POR João Antonio Barros
Rio - A vida na eterna procura. Passados 28 anos desde o fim dos Anos de Chumbo no Brasil, um grupo de mães percorre os corredores dos aparelhos de repressão do Rio de Janeiro em busca de notícias que levem aos corpos dos filhos. Nenhum foi ativista político ou lutou pela restauração da democracia. São vítimas da violência urbana e desapareceram após receber voz de prisão de agentes do Estado. Mas, para estas mães, não há Comissão da Verdade. Só restam a incerteza e uma vaga e inconclusa certidão de óbito, onde a causa da morte é “ignorada” e o mais perverso: o local do “falecimento” é descrito com o rótulo da tragédia. Uma nova metodologia que cunhou no registro de óbito dos 11 jovens desaparecidos em 1990 a expressão “Chacina de Acari”.
“Pronto, agora nada mais nos diferencia das vítimas da repressão
política: ganhamos um número, uma certidão marcada. Só falta uma
comissão para achar nossos filhos”, espera Marilene Lima de Souza, 61
anos, mãe da estudante Rosana de Souza Santos, 19, sequestrada por
policiais num sítio de Suruí, distrito de Magé. A revolta de Marilene é
com as falhas na investigação, que descartou fatos
e testemunhas e levou à prescrição dos crimes há dois anos. A última
informação veio em 2008. Um homem, ex-motorista policial, apontou o
local onde estariam os corpos dos jovens, no sítio, em Magé, do
ex-inspetor João da Silva Bistene, o Peninha. “A polícia só olhou o
lugar, não procurou nada, não cavou nem um buraco”, aponta a mãe.

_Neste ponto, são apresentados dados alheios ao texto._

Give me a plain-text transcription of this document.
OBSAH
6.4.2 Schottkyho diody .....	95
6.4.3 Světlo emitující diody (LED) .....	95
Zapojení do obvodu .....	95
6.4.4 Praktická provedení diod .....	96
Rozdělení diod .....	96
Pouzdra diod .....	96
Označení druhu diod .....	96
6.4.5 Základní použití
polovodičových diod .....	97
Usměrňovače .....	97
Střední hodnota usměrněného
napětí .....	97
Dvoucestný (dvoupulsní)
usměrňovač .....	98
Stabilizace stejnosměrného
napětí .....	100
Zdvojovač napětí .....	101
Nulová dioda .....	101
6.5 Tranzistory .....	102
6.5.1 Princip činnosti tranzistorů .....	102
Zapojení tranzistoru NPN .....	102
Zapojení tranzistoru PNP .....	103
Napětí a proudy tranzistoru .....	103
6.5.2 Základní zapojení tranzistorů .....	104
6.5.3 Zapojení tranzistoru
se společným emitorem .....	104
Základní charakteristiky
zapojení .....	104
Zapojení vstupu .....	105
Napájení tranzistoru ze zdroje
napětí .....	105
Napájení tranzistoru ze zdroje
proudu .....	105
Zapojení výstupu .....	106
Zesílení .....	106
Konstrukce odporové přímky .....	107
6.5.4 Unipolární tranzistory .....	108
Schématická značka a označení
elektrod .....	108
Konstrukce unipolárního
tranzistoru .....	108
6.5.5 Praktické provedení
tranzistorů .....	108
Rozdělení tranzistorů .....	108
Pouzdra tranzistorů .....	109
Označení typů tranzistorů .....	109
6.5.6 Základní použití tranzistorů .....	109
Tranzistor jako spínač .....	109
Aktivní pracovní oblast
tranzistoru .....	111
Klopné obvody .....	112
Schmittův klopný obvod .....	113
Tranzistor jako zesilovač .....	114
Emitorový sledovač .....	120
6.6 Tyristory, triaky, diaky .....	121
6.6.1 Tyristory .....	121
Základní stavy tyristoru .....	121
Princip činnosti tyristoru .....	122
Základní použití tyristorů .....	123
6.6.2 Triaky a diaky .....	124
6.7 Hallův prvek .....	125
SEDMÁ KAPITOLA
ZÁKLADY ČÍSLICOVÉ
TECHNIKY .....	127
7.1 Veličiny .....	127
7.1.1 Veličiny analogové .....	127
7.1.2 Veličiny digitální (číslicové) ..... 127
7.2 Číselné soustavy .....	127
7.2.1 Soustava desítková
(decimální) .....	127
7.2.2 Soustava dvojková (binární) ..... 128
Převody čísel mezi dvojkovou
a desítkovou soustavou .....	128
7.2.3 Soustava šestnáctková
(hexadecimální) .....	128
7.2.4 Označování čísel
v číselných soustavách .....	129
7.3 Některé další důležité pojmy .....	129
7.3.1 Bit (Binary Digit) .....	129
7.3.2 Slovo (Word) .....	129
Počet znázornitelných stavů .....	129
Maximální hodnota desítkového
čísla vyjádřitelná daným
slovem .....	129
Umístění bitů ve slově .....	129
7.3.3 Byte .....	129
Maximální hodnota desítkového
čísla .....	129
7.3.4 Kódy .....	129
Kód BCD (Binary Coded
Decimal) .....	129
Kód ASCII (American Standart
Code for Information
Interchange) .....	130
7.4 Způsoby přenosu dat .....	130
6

O mesmo cronograma de erros nas investigações Elizabeth Silveira ouviu
os pais listarem ao longo dos anos em que buscaram informações sobre o
paradeiro do irmão Luiz René Silveira e Silva — o tímido estudante de
medicina que largou a faculdade, em 1973, para se juntar aos amigos
na Guerrilha do Araguaia e nunca mais retornou. “Se os desaparecimentos
do passado tivessem sido esclarecidos, este procedimento dos órgãos de
repressão estaria sepultado. Como ocultaram, ele se reproduziu”,
acredita Elizabeth.
Os dois casos — Acari e Araguaia — guardam bem mais semelhanças do que
os desaparecimentos em série. As investigações particulares das famílias
e de amigos levaram a evidências das mortes, levantaram suspeitas sobre
os autores do crime, mas esbarraram no corporativismo do Exército e da
polícia para chegar aos locais dos sepultamentos. Nem a prometida pensão
do Estado as Mães de Acari receberam. No máximo, a indenização de R$ 10
mil.
“Passei 22 anos tentando achar minha filha. Fiz de tudo. Fui vivendo e
passando por cima do tempo. Quando vi, estava velha e doente. Nem sei
como criei meus três filhos. Não tinha tempo para eles, não vi eles
crescerem. Quando vi, estavam adultos e casados. A vida me escapou”,
confessa, Marilene, que recentemente descobriu um tumor no cérebro e,
diabética, não vê a hora de começar o tratamento para seguir na procura. “Uma parte de mim me foi retirada. Não vou desistir enquanto não enterrar a Rosana”, emenda.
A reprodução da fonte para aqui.